Ce processus de réflexion sur les moyens urbains de locomotion entraîne donc les commerces de centre-ville, les lieux culturels ou même les particuliers et d’autres professionnels à trouver de nouvelles manières de se faire livrer des denrées ou des objets en tout genre jusque dans les zones les moins accessibles aux véhicules polluants ou « lourds ». Heureusement, le vélo-cargo revient à leur rescousse depuis quelques années maintenant ! Mais de quoi s’agit-il vraiment et surtout, quel est son impact sur les usages urbains ?


Repenser les mobilités urbaines

Les mobilités urbaines représentent un enjeu majeur des politiques urbaines publiques.
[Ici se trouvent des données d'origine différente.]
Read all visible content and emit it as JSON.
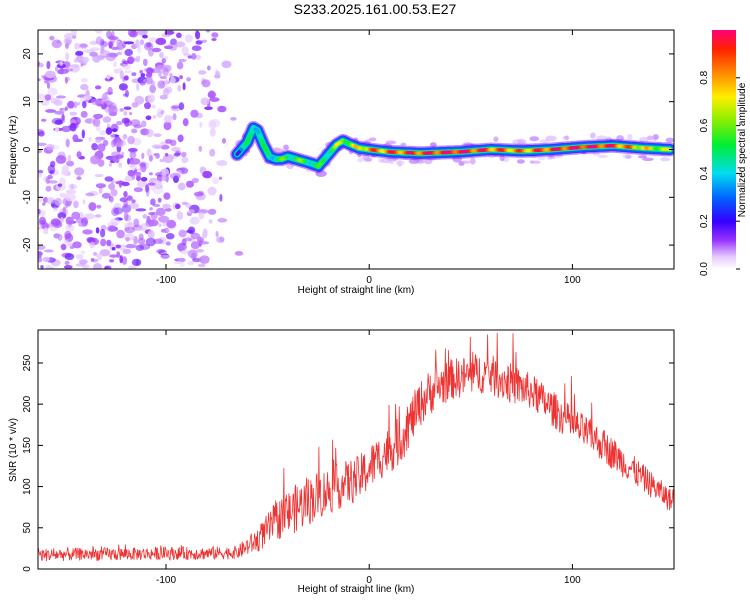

Alors que l’usage de la voiture automobile a explosé au cours du vingtième siècle, les paysages ruraux et surtout urbains ont considérablement été modifiés par le tracé de voies destinées à laisser circuler le plus possible les voitures personnelles. Aux dépens très souvent des piétons ou d’autres moyens de locomotion comme le vélo.

Sauf que voilà, cette sur-utilisation des véhicules automobiles entraîne avec elle de nombreux effets néfastes, tant sur l’environnement, que sur l’usage de la ville par les citadins et les visiteurs. La pollution dégagée suite à l’utilisation des moteurs thermiques agit de manière non négligeable sur le réchauffement des villes, de leurs écosystèmes, mais aussi sur la santé des citadins et sur la préservation des ressources naturelles.

De plus, si chaque conducteur prend place dans un véhicule qui peut accueillir au minimum trois personnes, l’espace perdu en devient rapidement considérable ! Les rues sont bondées, le trafic extrêmement dense aux heures de pointe, les nuisances sonores et olfactives terribles et par conséquent, l’envie de marcher dans les rues du centre-ville part en fumée, emportée par les émanations impitoyables des gaz d’échappement.